『憑き物耳袋』
憑き物耳袋
倉光清六
もとは喜田貞吉を主筆とする『民族と歴史』*2 第八巻第一号(1922年7月)収録「憑物鄙話」。
そのまんま憑き物についてのあれこれ雑考というか論考というか。改題後の「耳袋」は江戸期の珍談奇談集からであろう。
なるほど、読み物としても面白く、類例や出典が豊富でしっかり蒐集された感のある誠実な論である。

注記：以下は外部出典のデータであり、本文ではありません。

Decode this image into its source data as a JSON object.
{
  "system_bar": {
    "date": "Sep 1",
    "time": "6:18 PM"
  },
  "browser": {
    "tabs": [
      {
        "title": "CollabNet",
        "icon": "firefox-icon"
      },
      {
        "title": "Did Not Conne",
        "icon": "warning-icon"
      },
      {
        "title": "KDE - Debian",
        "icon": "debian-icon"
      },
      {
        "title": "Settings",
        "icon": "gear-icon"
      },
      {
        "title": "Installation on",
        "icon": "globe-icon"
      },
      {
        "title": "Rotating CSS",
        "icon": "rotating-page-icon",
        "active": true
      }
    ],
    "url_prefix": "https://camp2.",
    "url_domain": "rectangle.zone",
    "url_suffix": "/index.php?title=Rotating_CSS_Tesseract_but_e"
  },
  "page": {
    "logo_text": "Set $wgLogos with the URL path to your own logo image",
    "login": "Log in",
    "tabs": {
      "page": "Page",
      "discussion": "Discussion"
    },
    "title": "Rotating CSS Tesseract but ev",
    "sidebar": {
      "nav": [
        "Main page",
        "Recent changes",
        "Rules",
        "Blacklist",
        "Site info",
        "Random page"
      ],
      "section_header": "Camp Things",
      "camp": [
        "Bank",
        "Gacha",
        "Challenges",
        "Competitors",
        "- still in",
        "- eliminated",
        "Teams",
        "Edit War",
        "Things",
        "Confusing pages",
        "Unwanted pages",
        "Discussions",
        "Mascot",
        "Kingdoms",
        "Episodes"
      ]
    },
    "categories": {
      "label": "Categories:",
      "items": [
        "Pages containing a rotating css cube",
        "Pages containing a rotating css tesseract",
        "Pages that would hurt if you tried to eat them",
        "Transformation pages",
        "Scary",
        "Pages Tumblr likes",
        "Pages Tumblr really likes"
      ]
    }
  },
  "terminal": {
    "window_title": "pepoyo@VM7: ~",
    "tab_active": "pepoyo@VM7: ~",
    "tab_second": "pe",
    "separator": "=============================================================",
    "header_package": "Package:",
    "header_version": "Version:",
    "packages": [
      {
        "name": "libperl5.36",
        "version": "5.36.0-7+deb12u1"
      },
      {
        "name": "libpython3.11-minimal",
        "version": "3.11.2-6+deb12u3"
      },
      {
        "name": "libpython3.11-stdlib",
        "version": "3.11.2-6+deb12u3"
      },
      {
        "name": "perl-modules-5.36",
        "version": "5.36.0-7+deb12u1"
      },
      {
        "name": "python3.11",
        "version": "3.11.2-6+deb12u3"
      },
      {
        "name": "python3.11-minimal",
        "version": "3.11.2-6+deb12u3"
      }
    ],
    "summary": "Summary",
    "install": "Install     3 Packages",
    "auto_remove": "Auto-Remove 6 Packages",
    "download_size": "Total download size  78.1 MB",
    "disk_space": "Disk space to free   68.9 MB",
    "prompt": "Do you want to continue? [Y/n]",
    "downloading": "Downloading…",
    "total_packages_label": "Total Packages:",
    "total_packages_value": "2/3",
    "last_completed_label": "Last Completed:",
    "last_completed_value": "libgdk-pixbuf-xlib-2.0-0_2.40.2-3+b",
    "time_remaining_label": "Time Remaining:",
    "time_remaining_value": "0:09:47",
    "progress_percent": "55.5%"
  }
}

狐憑きなどというのは迷妄である明断する著者の態度は一貫している。
かといってそうした迷妄の中で生きてきた時代や、そういうのを信じざる得なかった人々までも否定しているわけではなく、そうした事実があった(その中で生きた人々にとっては紛れもない現実であった)こと自体を記録として残そうというのが、著者の執筆の動機であることもはっきりと記されている。

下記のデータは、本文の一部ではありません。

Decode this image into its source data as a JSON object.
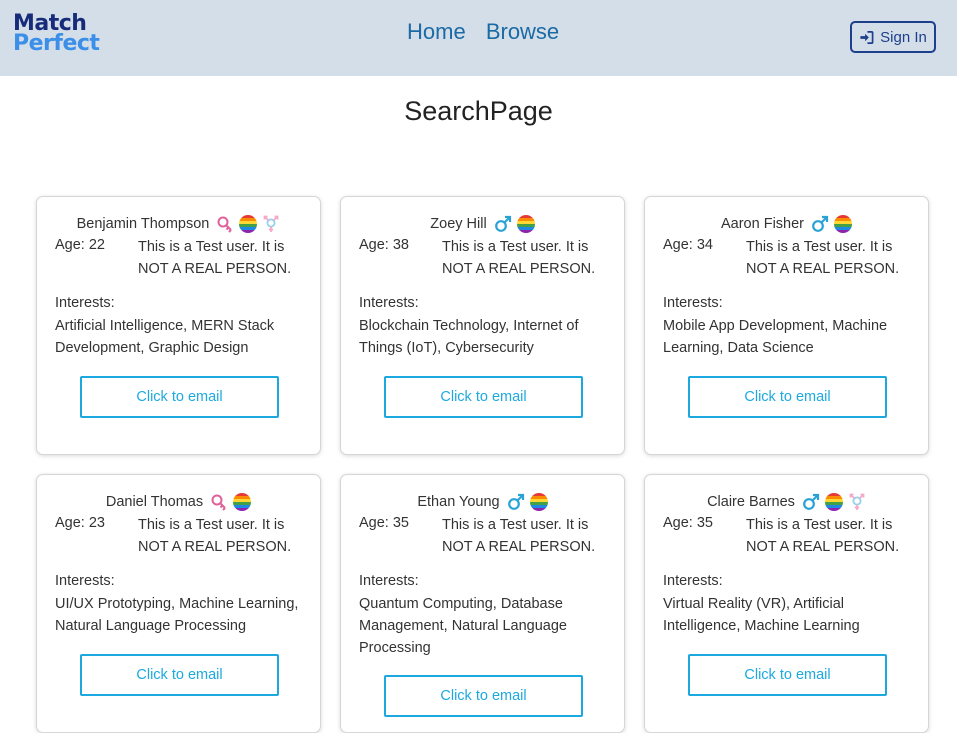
{
  "nav": {
    "logo_line1": "Match",
    "logo_line2": "Perfect",
    "home": "Home",
    "browse": "Browse",
    "signin": "Sign In"
  },
  "page": {
    "title": "SearchPage"
  },
  "colors": {
    "navbar": "#d3dee8",
    "accent": "#1ca9e0",
    "link": "#1b6aa5"
  },
  "users": [
    {
      "name": "Benjamin Thompson",
      "age": "Age: 22",
      "desc": "This is a Test user. It is NOT A REAL PERSON.",
      "interests_label": "Interests:",
      "interests": "Artificial Intelligence, MERN Stack Development, Graphic Design",
      "button": "Click to email",
      "icons": [
        "female-icon",
        "rainbow-icon",
        "transgender-icon"
      ]
    },
    {
      "name": "Zoey Hill",
      "age": "Age: 38",
      "desc": "This is a Test user. It is NOT A REAL PERSON.",
      "interests_label": "Interests:",
      "interests": "Blockchain Technology, Internet of Things (IoT), Cybersecurity",
      "button": "Click to email",
      "icons": [
        "male-icon",
        "rainbow-icon"
      ]
    },
    {
      "name": "Aaron Fisher",
      "age": "Age: 34",
      "desc": "This is a Test user. It is NOT A REAL PERSON.",
      "interests_label": "Interests:",
      "interests": "Mobile App Development, Machine Learning, Data Science",
      "button": "Click to email",
      "icons": [
        "male-icon",
        "rainbow-icon"
      ]
    },
    {
      "name": "Daniel Thomas",
      "age": "Age: 23",
      "desc": "This is a Test user. It is NOT A REAL PERSON.",
      "interests_label": "Interests:",
      "interests": "UI/UX Prototyping, Machine Learning, Natural Language Processing",
      "button": "Click to email",
      "icons": [
        "female-icon",
        "rainbow-icon"
      ]
    },
    {
      "name": "Ethan Young",
      "age": "Age: 35",
      "desc": "This is a Test user. It is NOT A REAL PERSON.",
      "interests_label": "Interests:",
      "interests": "Quantum Computing, Database Management, Natural Language Processing",
      "button": "Click to email",
      "icons": [
        "male-icon",
        "rainbow-icon"
      ]
    },
    {
      "name": "Claire Barnes",
      "age": "Age: 35",
      "desc": "This is a Test user. It is NOT A REAL PERSON.",
      "interests_label": "Interests:",
      "interests": "Virtual Reality (VR), Artificial Intelligence, Machine Learning",
      "button": "Click to email",
      "icons": [
        "male-icon",
        "rainbow-icon",
        "transgender-icon"
      ]
    }
  ]
}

現代(もちろん執筆時点=大正時代)においても、地方ではまだそうした狐憑きなどの話が現実として生きてはいるが、いずれは消えていくであろう(もちろんそれに伴う差別や婚姻の忌避なども一緒に)という見方も著者は示している。
ここに大正期の都会と地方の意識の差が現れているようで面白い。そうした当時のタイムカプセル的な部分がある。
もちろん本論となる「憑き物」に関しても、色々と示唆に富む読み物であった。